NASA's Compton Gamma Ray Observatory. Photo courtesy of NASA.
UNH astrophysicist James Ryan knows how to detect radioactive emissions across
the vast sweep of our galaxy.
So when he watched National Guardsmen struggle to track down a radioactive
source inside a building as they conducted a drill mocking a terrorist dirty-bomb
operation, the proverbial lightbulb-in-the-head lit up.
“If we can detect radioactive aluminum-26 on the other side of the galaxy
we can find other radioactive materials like cesium-137 or cobalt-60 inside
a building or on the other side of the street by the same method,” Ryan
says.
Ryan was a member of the UNH research team that helped build and operate the
gamma-ray imaging COMPTEL telescope onboard the Compton Gamma Ray Observatory
(CGRO), a 1991-2000 NASA mission dedicated to observing the high-energy universe.
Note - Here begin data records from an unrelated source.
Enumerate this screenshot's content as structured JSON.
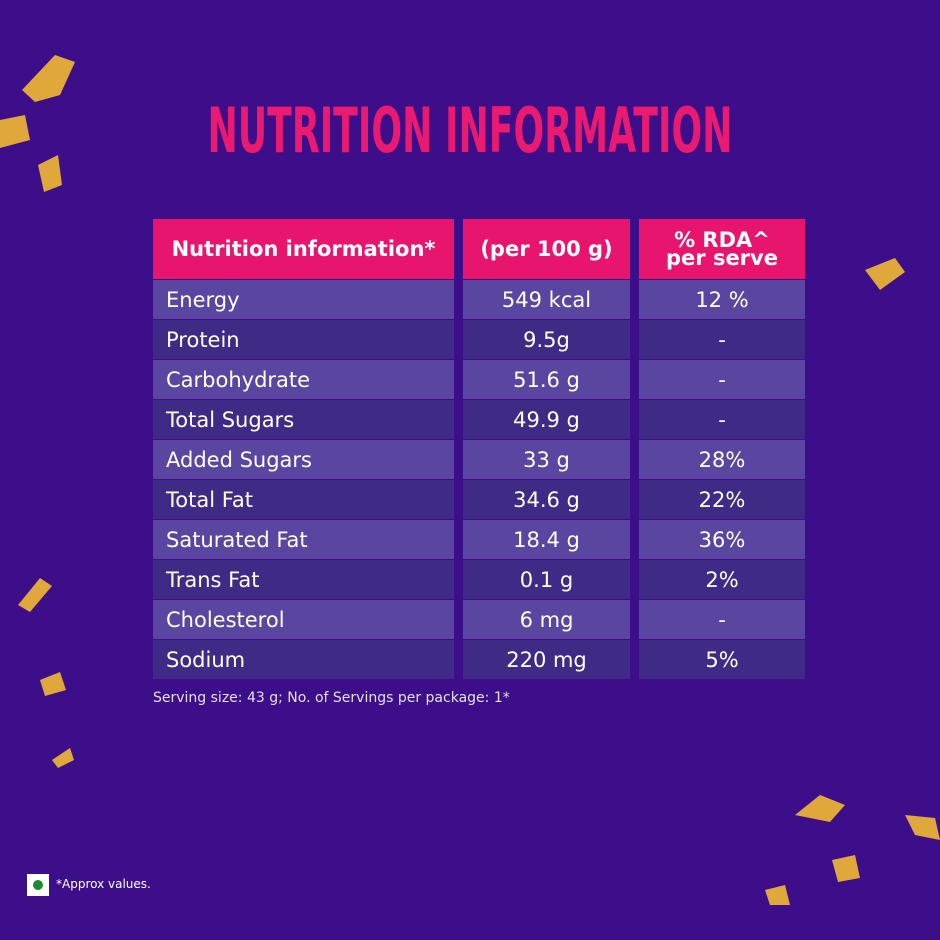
{
  "title": "NUTRITION INFORMATION",
  "table": {
    "header": [
      "Nutrition information*",
      "(per 100 g)",
      "% RDA^\nper serve"
    ],
    "rows": [
      [
        "Energy",
        "549 kcal",
        "12 %"
      ],
      [
        "Protein",
        "9.5g",
        "-"
      ],
      [
        "Carbohydrate",
        "51.6 g",
        "-"
      ],
      [
        "Total Sugars",
        "49.9 g",
        "-"
      ],
      [
        "Added Sugars",
        "33 g",
        "28%"
      ],
      [
        "Total Fat",
        "34.6 g",
        "22%"
      ],
      [
        "Saturated Fat",
        "18.4 g",
        "36%"
      ],
      [
        "Trans Fat",
        "0.1 g",
        "2%"
      ],
      [
        "Cholesterol",
        "6 mg",
        "-"
      ],
      [
        "Sodium",
        "220 mg",
        "5%"
      ]
    ]
  },
  "footnote": "Serving size: 43 g; No. of Servings per package: 1*",
  "approx_note": "*Approx values."
}
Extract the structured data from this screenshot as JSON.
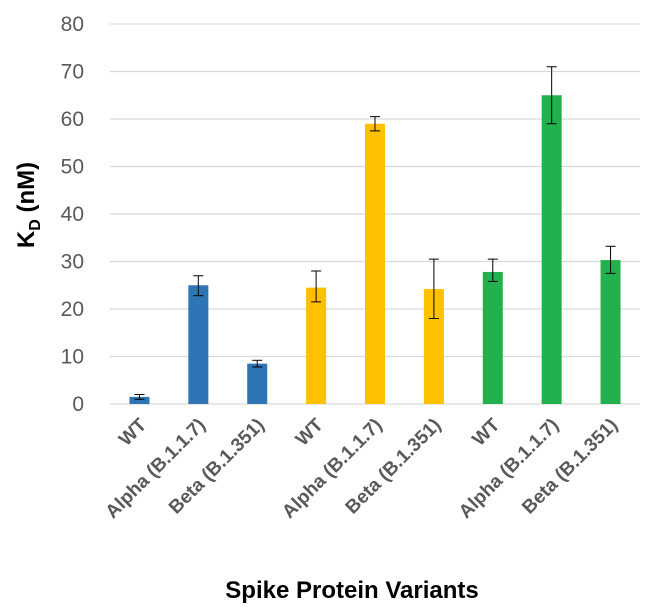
{
  "chart_data": {
    "type": "bar",
    "title": "",
    "xlabel": "Spike Protein Variants",
    "ylabel": {
      "main": "K",
      "subscript": "D",
      "unit": " (nM)"
    },
    "ylim": [
      0,
      80
    ],
    "yticks": [
      0,
      10,
      20,
      30,
      40,
      50,
      60,
      70,
      80
    ],
    "grid": true,
    "legend": "none",
    "categories": [
      "WT",
      "Alpha (B.1.1.7)",
      "Beta (B.1.351)",
      "WT",
      "Alpha (B.1.1.7)",
      "Beta (B.1.351)",
      "WT",
      "Alpha (B.1.1.7)",
      "Beta (B.1.351)"
    ],
    "values": [
      1.5,
      25,
      8.5,
      24.5,
      59,
      24.2,
      27.8,
      65,
      30.3
    ],
    "error_low": [
      1.0,
      22.8,
      7.8,
      21.5,
      57.5,
      18.0,
      25.8,
      59.0,
      27.5
    ],
    "error_high": [
      2.0,
      27.0,
      9.2,
      28.0,
      60.5,
      30.5,
      30.5,
      71.0,
      33.2
    ],
    "bar_colors": [
      "#2E75B6",
      "#2E75B6",
      "#2E75B6",
      "#FFC000",
      "#FFC000",
      "#FFC000",
      "#22B14C",
      "#22B14C",
      "#22B14C"
    ],
    "gridline_color": "#D9D9D9",
    "axis_color": "#D9D9D9"
  }
}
Knowing that the space telescope accurately pinpointed and made images of
faraway radioactive elements like aluminum-26, which is produced by dying stars
and emits gamma-rays, Ryan understood that the same basic technology could
be retasked for work a little closer to home – like detecting, for example,
radioactive medical waste obtained surreptitiously for use in making a dirty
bomb.
He and colleagues at UNH’s Space Science Center dusted off two spare
detectors made for COMPTEL and created a telescope that could potentially be
loaded on a truck and used for homeland security work such as scanning shipping
containers or buildings for radioactive materials.
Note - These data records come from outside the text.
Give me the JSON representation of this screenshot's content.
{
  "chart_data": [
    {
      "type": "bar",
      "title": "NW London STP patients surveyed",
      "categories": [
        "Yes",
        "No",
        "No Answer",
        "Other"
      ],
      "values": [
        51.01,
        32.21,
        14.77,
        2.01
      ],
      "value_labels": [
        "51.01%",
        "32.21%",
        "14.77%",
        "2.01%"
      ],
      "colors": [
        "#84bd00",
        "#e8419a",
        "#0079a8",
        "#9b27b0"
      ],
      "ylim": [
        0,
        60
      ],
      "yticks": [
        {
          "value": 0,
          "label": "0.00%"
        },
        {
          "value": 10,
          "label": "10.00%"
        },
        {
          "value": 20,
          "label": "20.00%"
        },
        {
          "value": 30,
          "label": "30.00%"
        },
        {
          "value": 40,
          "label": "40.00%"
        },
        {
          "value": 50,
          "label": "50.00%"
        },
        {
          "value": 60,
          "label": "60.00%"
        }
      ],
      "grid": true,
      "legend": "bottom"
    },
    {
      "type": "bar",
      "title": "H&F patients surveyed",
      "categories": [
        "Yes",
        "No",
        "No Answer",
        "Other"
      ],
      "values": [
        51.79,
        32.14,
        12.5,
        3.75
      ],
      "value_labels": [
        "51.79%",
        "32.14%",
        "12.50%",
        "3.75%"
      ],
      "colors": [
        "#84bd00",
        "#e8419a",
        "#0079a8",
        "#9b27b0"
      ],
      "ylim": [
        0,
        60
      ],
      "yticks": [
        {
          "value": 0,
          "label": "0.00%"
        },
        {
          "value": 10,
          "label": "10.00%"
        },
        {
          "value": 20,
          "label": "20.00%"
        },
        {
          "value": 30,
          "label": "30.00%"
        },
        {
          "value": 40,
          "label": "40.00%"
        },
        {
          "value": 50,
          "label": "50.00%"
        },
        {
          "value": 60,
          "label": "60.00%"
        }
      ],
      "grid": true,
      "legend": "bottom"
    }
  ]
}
The key operational aspect of the telescope, known as GRETA, short for the
Gamma-ray Experimental Telescope Assembly, is that unlike other technologies
such as Geiger counters or spectrometers it can accurately determine the direction
from which a radioactive source is being emitted by creating an image.
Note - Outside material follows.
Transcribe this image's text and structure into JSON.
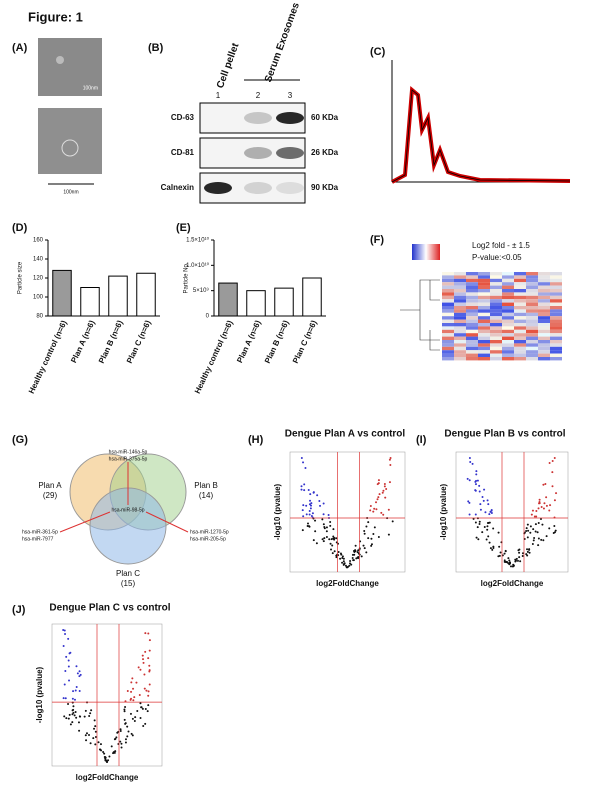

Of the mock National Guard exercise Ryan notes that while soldiers did have
precision spectrometers that can identify the source material, the isotope,
and can determine if that material is natural or man-made, they are omni-directional
instruments.
Says Ryan, “So they might detect the presence of cesium-137 but they
won’t know where it is unless they get right up close to it, they’d
have to fish around inside the building.” Which is not an ideal scenario
when the first responders have multiple issues to worry about like other potential
hazards from pipe bombs or biological agents, as was the case in the high-stress
disaster exercise.
Although more sophisticated technologies are currently under development,
Ryan notes that there will be both a time lag and a big price tag associated
with this while GRETA is a currently available technology that can get the
job done.
“Here’s an instrument that has the sensitivity necessary for the
job and it’s available now,” he says.
Earlier this week Ryan’s UNH colleague, project engineer Jason Legere,
presented information about GRETA and its abilities to the 2008 IEEE Conference
on Technologies for Homeland Security, which brought together more than 300
innovators to focus on novel and innovative technologies addressing pressing
national security problems.
“What I think impressed attendees the most about GRETA wasn’t
just its ability to locate and identify radioactive materials, but to do so
from a safe distance. This makes GRETA unique,” says Legere.